In the year 2020, a small monocenter study, inspiring to HACOR score, enrolls 329 patients suffering from respiratory failure of various etiology who need to be treated with assisted mechanical ventilation, and try to pack a score composed by five items, collected at the beginning of hospitalization in an emergency department and before starting the NIV, to predict its failure. These, in order of weight on the score, were the presence of lactacidemia greater than 8 mmol/L, a pH below 7.30, a systolic blood pressure below 90 mmHg, a heart rate greater than 110 beats per minute, and a peripheral oxygen saturation of less than 90%. Three risk classes have been then identified, low (score 0–1), moderate (score 2–4), and high (score > 5), which have shown a sensitivity to predicting noninvasive mechanical ventilation failure of 72.27% [57].

In another study with a larger cohort of nonsurgical patients, from 127 different US centers, who underwent NIV as the first ventilation methodology for the treatment of respiratory failure due to various causes, not later than 2 days after hospitalization, 10 items were evaluated, which included the number of organ failure, principal diagnosis, acute physiological parameters, and chronic disease comorbidities. This score applies regardless of the cause of respiratory failure and stratifies patients into three risk classes, high, intermediate, and low; it does not require the evaluation of laboratory parameters, so it can be applied to all patients, even in the earliest stages of hospitalization, who are immediately subjected to NIV. Among its weaknesses, however, there is the lack of control of the same entry parameters after 1 or 2 h, a time universally considered to evaluate the effectiveness of NIV. The use of this score is however to be considered innovative, because in other works have been prepared scores that tried to predict the failure of the NIV, but in specific pathology settings [58].

Conclusions

Noninvasive ventilation failure, defined as need for intubation or death, relies on numerous factors like weak cough reflex, neurological alterations, patient-ventilator asynchrony, sleep disturbances, and severe comorbidities. A poor tolerance and compliance can also be responsible for NIV failure.

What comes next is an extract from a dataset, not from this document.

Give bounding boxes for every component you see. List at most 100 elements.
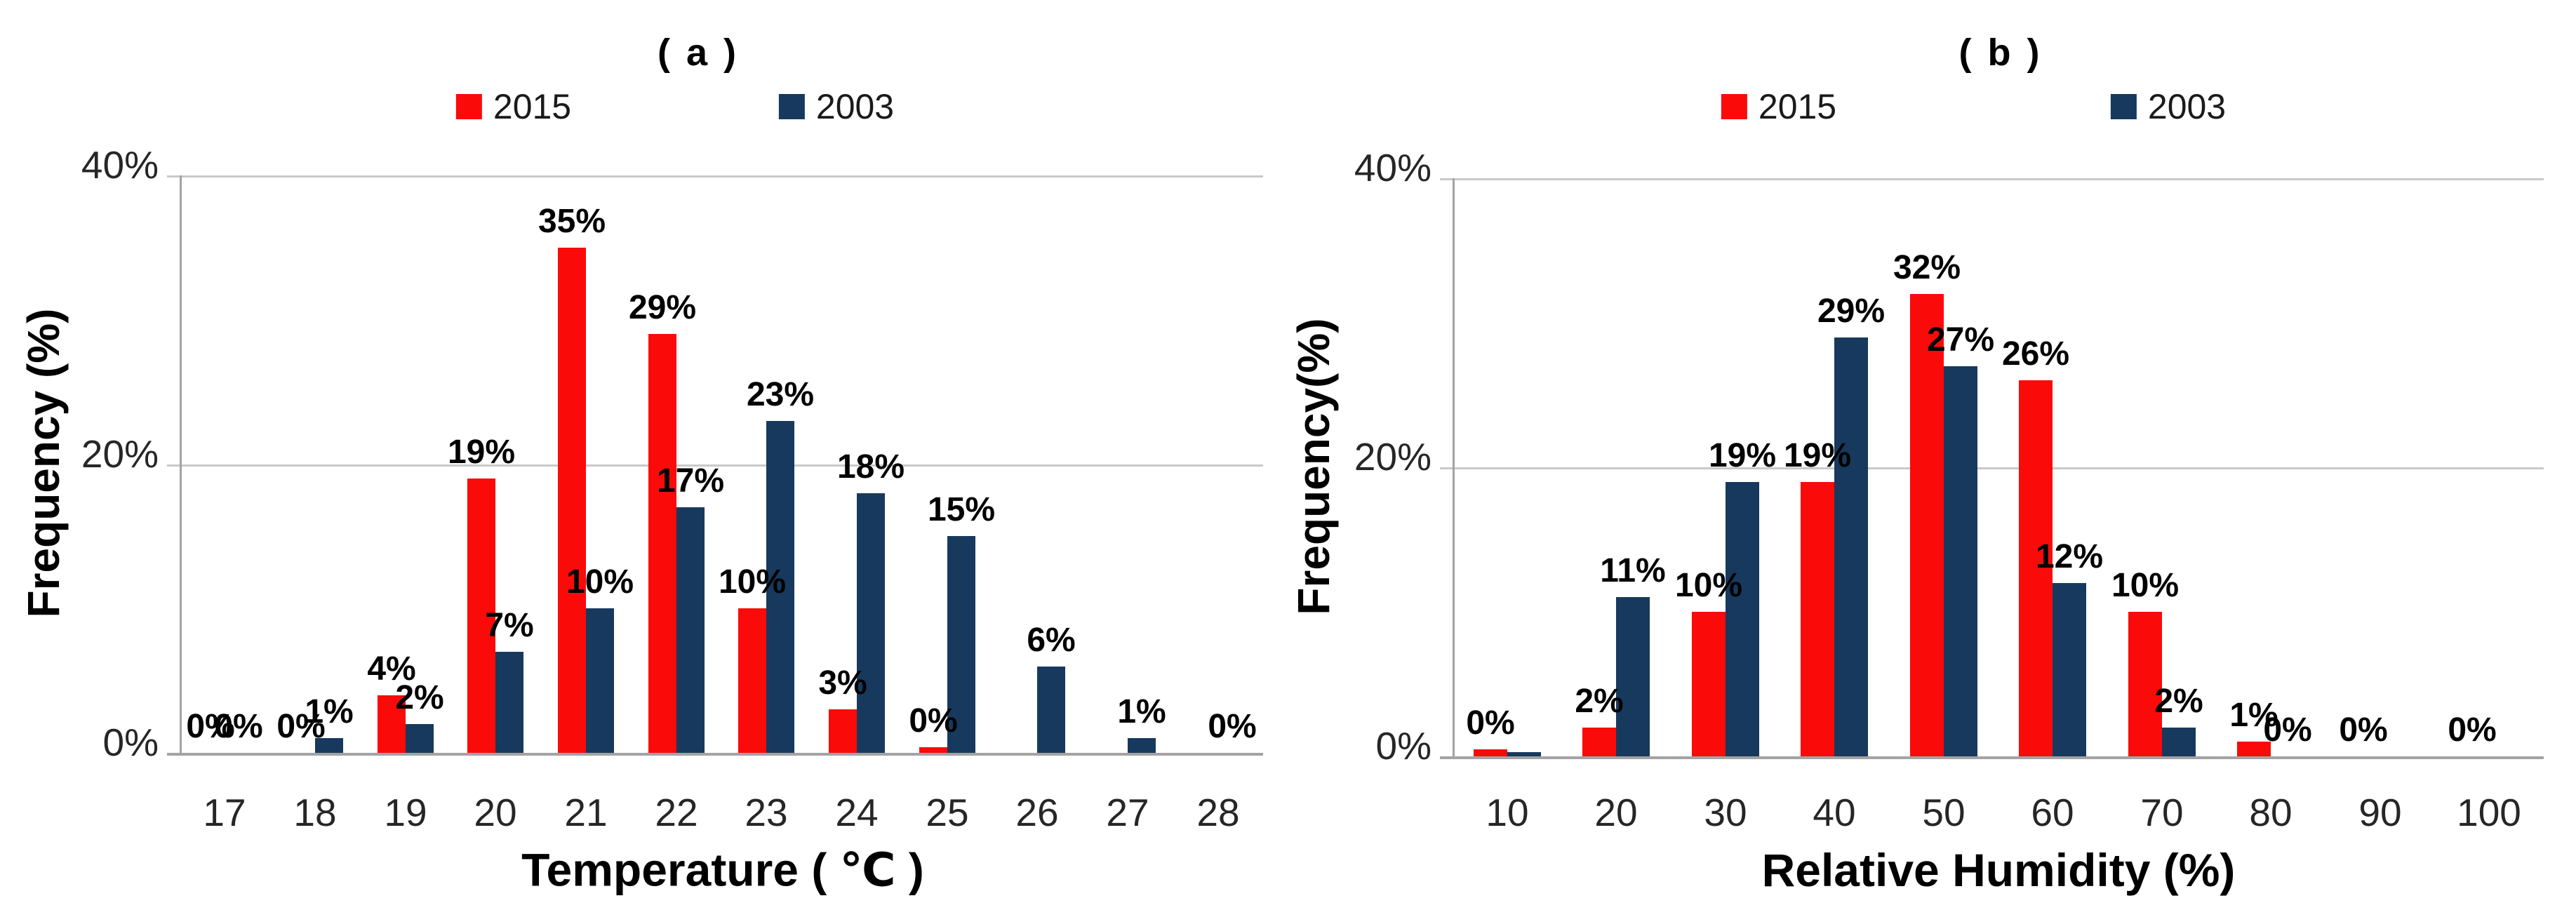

An important difference in the application of NIV versus invasive ventilation is, evidently, the involvement of the upper airway which might play a role in the efficiency of delivered ventilation.

Currently, the relationship between noninvasive ventilation outcome and upper airway is not completely understood.

It is known that respiration and in particular patency of the UA depend on a complex, but incompletely understood, interplay between several inhibitory and excitatory pathways.

On one side, ventilator settings during NIV affect physical conditions such as pressure, flow, and temperature which contribute to determine the patency of the upper airway.

On the other side, this effect implies that deviant behavior of the UA may play a role in the failure of NIV.

Careful selection of patients, properly timed intervention, a comfortable and well-fitting interface, coaching and encouragement of patients, careful monitoring, and a skilled and motivated nursing team are factors that can increase the success rate of NIV.

Several tries have been made to predict NIV success, as early intubation may reduce hospital mortality, in patients experiencing NIV failure. Different scores, more or less easy to apply, have been tried, and their use, regardless of which one is chosen, must become an integral part of the daily evaluation of the patient in NIV, even in non-ICU settings, as the prediction of NIV success inevitably depends even on the ability to predict its failure.